Челышев принял решение — и на душе у него полегчало. Теперь есть, по крайней мере, какая-то определенность, есть цель. Вот что главное — цель есть. А с ней все проще и яснее. Цель — это единственное, ради чего стоит действовать. Да и жить, в конечном счете.
«Жить без оправданий средств целями, — вспомнил он слова Кравчука. — Слюнтяйство! Если поминутно оглядываться на эти самые средства, то и на шаг не продвинешься. То нельзя, это невозможно… Ну и тыр-мыр, и завязнешь в сердобольности, как в сладком тягучем меду. Нет, Кравчук, это жизнь парниковая, с канарейками на ветках, там и о средствах можно пощебетать. Вот именно, щебетать и прохаживаться, а не идти, шагать… К цели, да-да, к той же самой цели шагать, понимаешь!»
Убеждения Челышева были непреклонны, потому он и решил ехать именно в обком. Жаль только, что Петра Григорьевича в Минск перевели, с ним они знакомы лично, к нему и на прием можно было попасть вне очереди — время не терпит. Ну да что поделаешь, заведующий промышленным отделом тоже имеет влияние и власть, лишь бы захотел вмешаться. Человек он осторожный, сплеча рубить не умеет и не любит «давить» на райкомовцев. Это хуже.
Чем ближе он подъезжал к обкому, тем больше утверждался в своей правоте. И даже улицы городские способствовали этому. Всякий раз, бывая в Гомеле, он пристально всматривался в каждый новый дом, определяя, не его ли кирпич в этих стенах, и, если это было так, наполнялся гордостью за свое дело — значительное, остро необходимое людям. Пустыри помалу исчезали, на них вставали здания, и в каждом — частица его труда, значит, и его самого. Он чувствовал с ними родственную связь, они помогали ему держать завод на должной высоте, а рабочих — в необходимой строгости.
С таким убеждением Челышев и вошел в кабинет Лабудинского — заведующего промышленным отделом. Тот хорошо его знал и принял без лишних формальностей.
— И что вас привело к нам? — спросил Лабудинский. — С райкомом не поладили?
Было ясно, что он в курсе всех дел — и о проверке завода знает, и о предстоящем бюро.
— Я-то поладил, да со мной не хотят. Новая метла, так, что ли, понимать? — сказал Челышев и прокашлялся.
При Лабудинском он обычно не стеснялся в выражениях, и тот никогда не делал замечаний, принимал и грубоватость, и самоуверенный тон.
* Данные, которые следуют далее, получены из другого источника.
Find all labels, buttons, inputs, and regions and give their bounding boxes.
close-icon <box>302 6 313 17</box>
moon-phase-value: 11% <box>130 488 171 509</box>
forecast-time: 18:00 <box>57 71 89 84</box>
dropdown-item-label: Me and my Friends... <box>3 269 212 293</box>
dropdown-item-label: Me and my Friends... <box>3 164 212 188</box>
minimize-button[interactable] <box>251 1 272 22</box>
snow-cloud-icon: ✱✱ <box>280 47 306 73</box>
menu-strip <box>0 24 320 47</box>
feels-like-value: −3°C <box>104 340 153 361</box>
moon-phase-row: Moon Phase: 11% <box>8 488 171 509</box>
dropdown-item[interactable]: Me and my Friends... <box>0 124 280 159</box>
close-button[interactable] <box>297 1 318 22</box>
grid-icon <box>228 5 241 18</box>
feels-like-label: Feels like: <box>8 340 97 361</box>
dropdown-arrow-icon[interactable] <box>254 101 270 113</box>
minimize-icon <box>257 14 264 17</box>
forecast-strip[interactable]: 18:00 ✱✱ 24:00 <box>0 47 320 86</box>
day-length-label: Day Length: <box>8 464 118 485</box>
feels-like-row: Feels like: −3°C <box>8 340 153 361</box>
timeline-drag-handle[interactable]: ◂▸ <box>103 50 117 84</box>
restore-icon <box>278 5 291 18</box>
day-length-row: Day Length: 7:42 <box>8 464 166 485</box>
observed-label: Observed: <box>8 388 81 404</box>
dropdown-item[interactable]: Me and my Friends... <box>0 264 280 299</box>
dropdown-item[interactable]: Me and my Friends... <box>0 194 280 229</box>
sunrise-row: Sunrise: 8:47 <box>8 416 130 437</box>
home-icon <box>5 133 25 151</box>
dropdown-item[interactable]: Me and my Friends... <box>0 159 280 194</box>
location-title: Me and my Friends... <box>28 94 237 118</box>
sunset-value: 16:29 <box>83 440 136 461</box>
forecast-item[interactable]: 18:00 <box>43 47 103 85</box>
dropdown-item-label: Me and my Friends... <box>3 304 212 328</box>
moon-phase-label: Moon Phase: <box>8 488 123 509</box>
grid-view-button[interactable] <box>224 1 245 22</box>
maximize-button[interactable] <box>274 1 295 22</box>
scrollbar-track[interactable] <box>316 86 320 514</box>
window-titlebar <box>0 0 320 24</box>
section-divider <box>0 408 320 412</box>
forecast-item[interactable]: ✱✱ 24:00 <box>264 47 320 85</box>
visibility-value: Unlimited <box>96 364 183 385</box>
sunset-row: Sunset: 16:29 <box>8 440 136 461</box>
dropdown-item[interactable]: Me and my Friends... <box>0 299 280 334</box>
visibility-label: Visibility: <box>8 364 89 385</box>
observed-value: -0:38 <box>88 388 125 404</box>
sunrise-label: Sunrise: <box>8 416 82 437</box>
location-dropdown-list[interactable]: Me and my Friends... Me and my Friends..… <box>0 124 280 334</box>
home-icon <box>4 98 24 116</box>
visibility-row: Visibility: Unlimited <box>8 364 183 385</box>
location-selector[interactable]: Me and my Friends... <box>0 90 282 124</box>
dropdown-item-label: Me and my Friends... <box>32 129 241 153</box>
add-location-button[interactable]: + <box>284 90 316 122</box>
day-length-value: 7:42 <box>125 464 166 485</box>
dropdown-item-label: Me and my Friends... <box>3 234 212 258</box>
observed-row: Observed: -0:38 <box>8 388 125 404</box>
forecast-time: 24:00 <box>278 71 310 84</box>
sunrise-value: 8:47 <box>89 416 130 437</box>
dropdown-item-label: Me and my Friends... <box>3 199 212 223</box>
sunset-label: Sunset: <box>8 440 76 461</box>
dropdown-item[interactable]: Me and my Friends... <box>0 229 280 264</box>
Но сегодня почему-то остался недоволен:
— Для начала, Онисим Ефимович, давайте-ка будем выбирать выражения.
— Ну-у, если так…
— Да-да, так, — подтвердил заведующий. — С материалами, как вы догадываетесь, я знаком. Бюро, конечно, состоится.
— И вы одобряете? — Челышев вскинул бровь и насторожился.
— Как вам сказать, — замялся на мгновение Лабудинский. — Обсуждать работу директоров — право райкома.
— Я не только директор, но и коммунист. Так что давайте напрямую.